Working parents face an “absolutely insane” financial penalty once their income crosses £100,000 in an “abomination” of the tax system that does not make work pay, experts have warned.
Stuart Adam, a senior economist at the Institute for Fiscal Studies (IFS), said parents faced some of the “maddest” tax cliff-edges in Britain once their income climbs above this threshold.
Mr Adam criticised Jeremy Hunt’s decision to withdraw all free childcare entitlements and tax-free subsidies for working parents after they start earning £100,000.
This creates a so-called “cliff-edge” where the Chancellor has left families thousands of pounds worse off, even after a substantial pay rise. The IFS has calculated that it means a parent earning £134,000 with two children could be worse off than someone earning £99,000.
Asked which aspect of personal taxation he would fix if he had the money to address the problem of high marginal tax rates, Mr Adam told an event organised by the Centre for Policy Studies think-tank: “The thing that really looks maddest to me, I probably would actually say the childcare cliff edges at £100,000 because it is so big and the fact that you are worse off earning £130,000 plus than you would be earning £99,000 just seems absolutely insane.”

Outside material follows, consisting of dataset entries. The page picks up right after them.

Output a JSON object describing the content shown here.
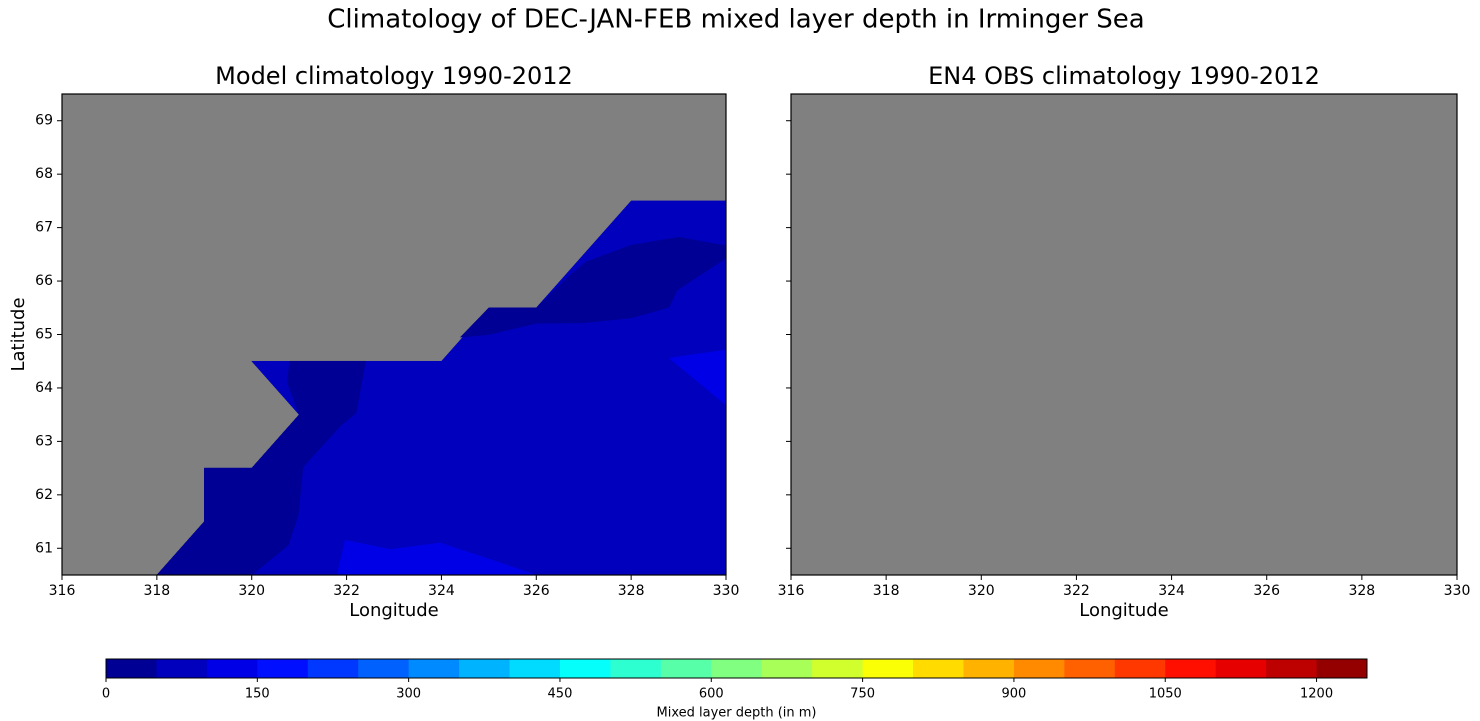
{
  "title": "Climatology of DEC-JAN-FEB mixed layer depth in Irminger Sea",
  "chart_data": [
    {
      "type": "contour",
      "title": "Model climatology 1990-2012",
      "xlabel": "Longitude",
      "ylabel": "Latitude",
      "xlim": [
        316,
        330
      ],
      "ylim": [
        60.5,
        69.5
      ],
      "xticks": [
        316,
        318,
        320,
        322,
        324,
        326,
        328,
        330
      ],
      "yticks": [
        61,
        62,
        63,
        64,
        65,
        66,
        67,
        68,
        69
      ],
      "ytick_labels": true,
      "background": "#808080",
      "regions": [
        {
          "level": 50,
          "points": [
            [
              318,
              60.5
            ],
            [
              319,
              61.5
            ],
            [
              319,
              62.5
            ],
            [
              320,
              62.5
            ],
            [
              321,
              63.5
            ],
            [
              320,
              64.5
            ],
            [
              324,
              64.5
            ],
            [
              325,
              65.5
            ],
            [
              326,
              65.5
            ],
            [
              328,
              67.5
            ],
            [
              330,
              67.5
            ],
            [
              330,
              60.5
            ]
          ]
        },
        {
          "level": 0,
          "points": [
            [
              318,
              60.5
            ],
            [
              319,
              61.5
            ],
            [
              319,
              62.5
            ],
            [
              320,
              62.5
            ],
            [
              321,
              63.5
            ],
            [
              320.75,
              64.1
            ],
            [
              320.8,
              64.5
            ],
            [
              322.4,
              64.5
            ],
            [
              322.2,
              63.53
            ],
            [
              321.88,
              63.3
            ],
            [
              321.08,
              62.52
            ],
            [
              320.98,
              61.62
            ],
            [
              320.77,
              61.06
            ],
            [
              320,
              60.5
            ]
          ]
        },
        {
          "level": 0,
          "points": [
            [
              324.4,
              64.95
            ],
            [
              325,
              65.5
            ],
            [
              326,
              65.5
            ],
            [
              326.7,
              66.1
            ],
            [
              327.05,
              66.36
            ],
            [
              328,
              66.67
            ],
            [
              329,
              66.82
            ],
            [
              330,
              66.66
            ],
            [
              330,
              66.43
            ],
            [
              328.97,
              65.83
            ],
            [
              328.8,
              65.51
            ],
            [
              328,
              65.31
            ],
            [
              327,
              65.22
            ],
            [
              326,
              65.21
            ],
            [
              325,
              65.0
            ]
          ]
        },
        {
          "level": 100,
          "points": [
            [
              330,
              64.71
            ],
            [
              328.8,
              64.56
            ],
            [
              330,
              63.68
            ]
          ]
        },
        {
          "level": 100,
          "points": [
            [
              321.8,
              60.5
            ],
            [
              321.97,
              61.15
            ],
            [
              322.92,
              60.98
            ],
            [
              323.97,
              61.1
            ],
            [
              325,
              60.8
            ],
            [
              326,
              60.5
            ]
          ]
        }
      ]
    },
    {
      "type": "contour",
      "title": "EN4 OBS climatology 1990-2012",
      "xlabel": "Longitude",
      "xlim": [
        316,
        330
      ],
      "ylim": [
        60.5,
        69.5
      ],
      "xticks": [
        316,
        318,
        320,
        322,
        324,
        326,
        328,
        330
      ],
      "yticks": [
        61,
        62,
        63,
        64,
        65,
        66,
        67,
        68,
        69
      ],
      "ytick_labels": false,
      "background": "#808080",
      "regions": []
    },
    {
      "type": "colorbar",
      "label": "Mixed layer depth (in m)",
      "levels": [
        0,
        50,
        100,
        150,
        200,
        250,
        300,
        350,
        400,
        450,
        500,
        550,
        600,
        650,
        700,
        750,
        800,
        850,
        900,
        950,
        1000,
        1050,
        1100,
        1150,
        1200,
        1250
      ],
      "colors": [
        "#000094",
        "#0000bd",
        "#0000e6",
        "#000fff",
        "#0038ff",
        "#0061ff",
        "#008aff",
        "#00b3ff",
        "#00dbff",
        "#05fffa",
        "#2effd1",
        "#57ffa8",
        "#80ff80",
        "#a8ff57",
        "#d1ff2e",
        "#faff05",
        "#ffdb00",
        "#ffb300",
        "#ff8a00",
        "#ff6100",
        "#ff3800",
        "#ff0f00",
        "#e60000",
        "#bd0000",
        "#940000"
      ],
      "xticks": [
        0,
        150,
        300,
        450,
        600,
        750,
        900,
        1050,
        1200
      ]
    }
  ]
}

Individuals also start to lose their personal £12,570 tax-free allowance once their income crosses £100,000, pushing up their marginal tax rate – or the tax paid on every extra £1 of income – to 60pc.
Dan Neidle, founder of Tax Policy Associates, also criticised the policy. “A cliff-edge seems an understatement of a description. It’s an abomination, there’s no place in the tax system for that. And to say that eliminating it is regressive or giving money to the wealthy is the wrong response.
“If we have a tax on beards and we abolish it, the fact that rich people are benefiting is irrelevant. The tax is stupid. That is an equally stupid piece of policy.”
Mr Neidle added that he knew people who were caught in the childcare tax trap.
“Their solution is an obvious one. They turn away work. They turn away workplace promotions, they make additional pension contributions they don’t really want to make. How much revenue is the Government really getting from this clawback? Unclear. But this seems a truly terrible feature.”
Mr Adam calculated that removing the withdrawal of the personal allowance would cost roughly between £4bn and £7bn a year, although this did not take into account behavioural responses that may encourage people to work more.
He also blamed the Tories for introducing most of these high marginal tax rates.
“Almost all of these are problems that have been introduced in the last 15 years,” said Mr Adam. “The tapering away of the personal allowance. The tapering of child benefit. The marriage allowance, the tapering away of the pensions annual allowance. The free childcare cliff-edge. The divergence between Scotland and the rest of the UK are all things that have happened in the last 15 years.
“It didn’t used to be quite like this. I’m not suggesting for a moment there was ever a golden age where everything was wonderful. But we shouldn’t fall into a trap of saying: ‘Well, it’s inevitable, we couldn’t possibly do anything about it’.”
Richard Hughes, the chairman of the Office for Budget Responsibility (OBR), said Mr Hunt faced a choice between making “a small difference to a lot of people or a large difference to a small number of people” when deciding how to cut taxes.
He said: “The [4p cut] to national insurance made a small difference to a large number of people. But the high-income child benefit charge made a big difference to a relatively small number of people.
“There are 30 million workers. The NI cut got [the equivalent of] 200,000 into the workforce. The higher-income child benefit charge affected only 170,000 people but it boosted [the workforce by the equivalent of] 10,000. So that is a relatively big return.
“So I think it does really depend on whether you want to have a broad reach but make it make a small difference, or whether you want to make a big difference to a handful of people facing very, very high marginal tax.”